Le pont de la Bodega sur Seine était presque vide. Les serveurs commençaient à tout ranger. Vraisemblablement, le cocktail laisserait place dès le lendemain matin à un petit-déjeuner d’affaires. Maline savait que plus de mille réceptions officielles étaient organisées pendant l’Armada. Plus de cent par jour, tout ce qui pouvait flotter sur l’eau était pris d’assaut !

Cela pouvait se comprendre.

Maline observa le reflet des bateaux illuminés danser sur l’eau de la Seine.

Un spectacle unique, féerique !

Pendant les dix jours de l’Armada, le grand canal de Venise cédait à Rouen son rang de la plus belle voie nautique du monde.

Maline se retourna vers le pont et chercha une nouvelle fois des yeux Olivier Levasseur.

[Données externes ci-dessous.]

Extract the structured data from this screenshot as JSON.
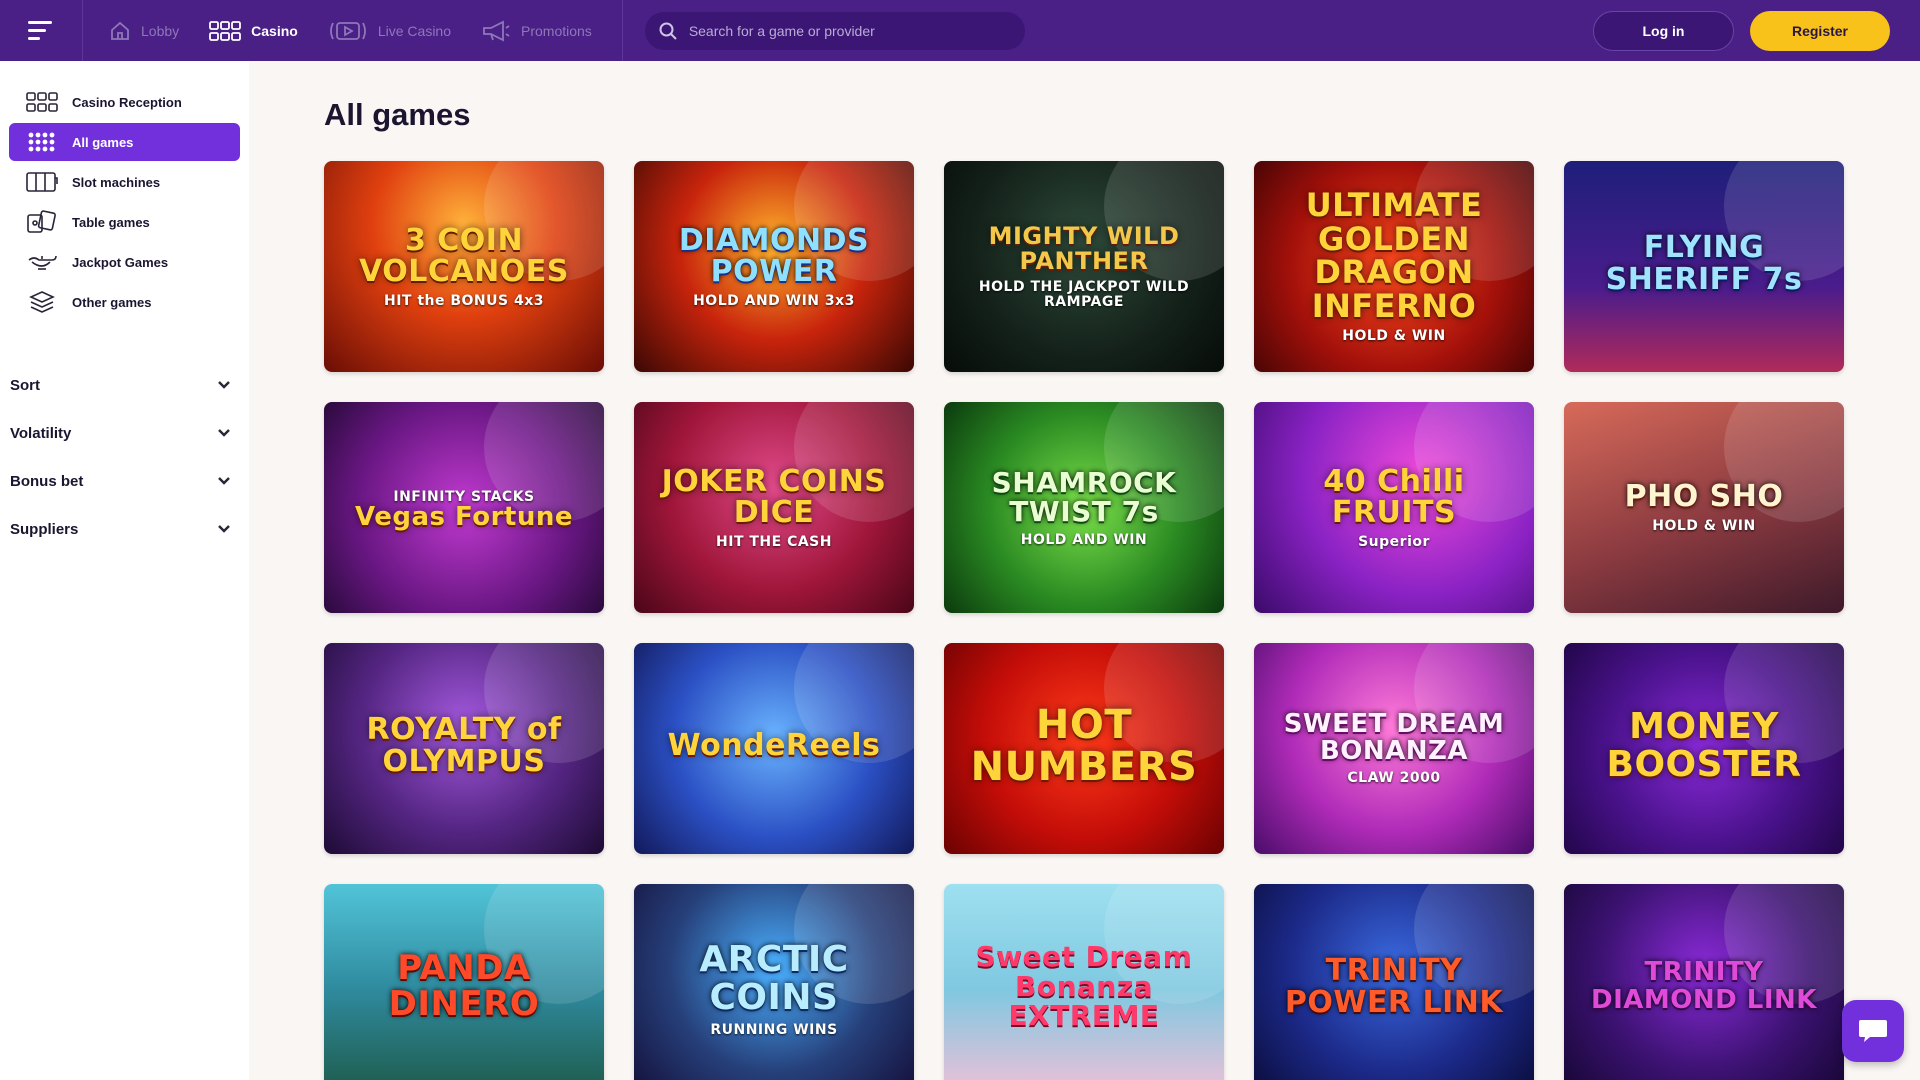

Elle devait se résoudre à l’évidence : plus aucune trace de son beau Réunionnais. Il avait disparu avec la foule des autres V.I.P. Normal. Comme il disait si bien, c’était son job…

Maline essaya de se secouer. Elle avait son job, elle aussi. Elle n’avait pas encore terminé sa journée. Il lui restait une dernière petite visite à faire, dans ce bar dont lui avait parlé le général Sudoku, le Libertalia, à l’homme qui savait tout sur les légendes des marins. Ce fameux Ramphastos...

Maline trébucha en descendant de la Bodega. L’effet des trois coupes de champagne n’était pas encore tout à fait dissipé et elle retournait jouer les piliers de bar de nuit ! Elle n’avait jamais autant bu que depuis qu’elle était journaliste d’investigation pendant l’Armada.